Tax impact after the merger

o A tax consolidation may be available, depending on the country where the SE is located.

o No taxation at the shareholders level under certain conditions in half of the countries (Austria, Belgium, France, Greece, Germany, Italy, Portugal). Tax neutrality is subject in certain countries to the application of the merger EU Directive (Finland, Netherlands, and Denmark).

o No taxation at the absorbed company’s level in most countries, under certain conditions (Austria, Denmark, France Greece, Italy, Portugal), except in Finland, where the tax neutrality is subject to the application of the merger Directive. In several countries a distinction is made depending on the nationality of the companies in question: tax neutrality is only available if both merged companies are local entities: Sweden, Netherlands, Germany, and Belgium. o No stamp duty in most countries subject to certain conditions,

except in the UK and France (but €230 stamp duty only where the favourable regime applies).

o No capital tax in most countries under certain conditions, except in the Netherlands (unless EU capital tax Directive providing for an exemption is applicable).

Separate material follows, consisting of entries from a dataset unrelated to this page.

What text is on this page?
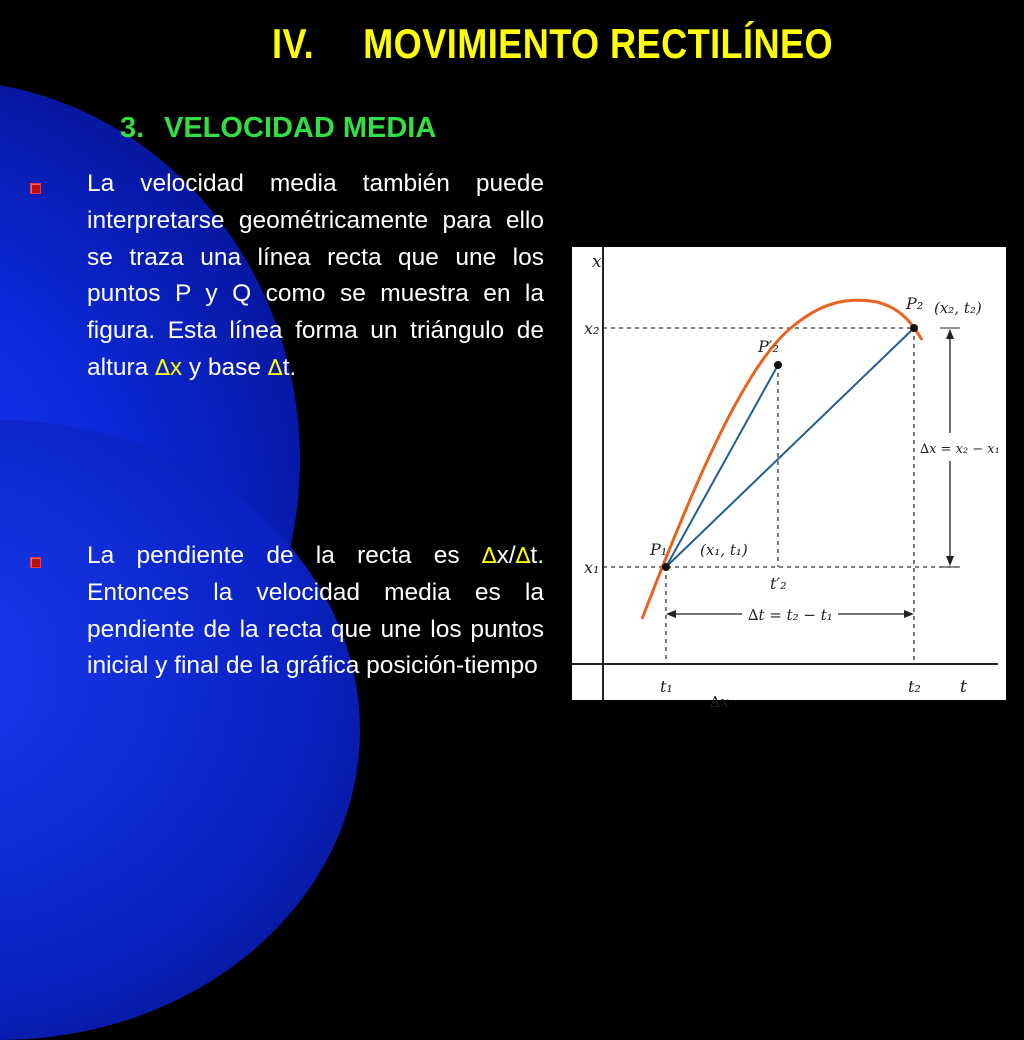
IV. MOVIMIENTO RECTILÍNEO
3. VELOCIDAD MEDIA
La velocidad media también puede interpretarse geométricamente para ello se traza una línea recta que une los puntos P y Q como se muestra en la figura. Esta línea forma un triángulo de altura ∆x y base ∆t.
La pendiente de la recta es ∆x/∆t. Entonces la velocidad media es la pendiente de la recta que une los puntos inicial y final de la gráfica posición-tiempo
x
t
x₂
x₁
t₁	t₂
P₂ (x₂, t₂)
P′₂
P₁ (x₁, t₁)
t′₂
∆x = x₂ − x₁
∆t = t₂ − t₁
∆x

o No real property transfer tax under certain conditions, except in Germany and Austria (but favourable treatment regarding the taxable base).

o Impact on the tax losses of a company transformed into the PE of an SE: loss of the tax losses in most countries, except in Ireland, UK and Austria (subject to certain restrictions). A ruling is available in France.

Running an SE

1) Tax rates

Wide range of tax rates varying from 12,5% (Ireland) to 36% (Italy)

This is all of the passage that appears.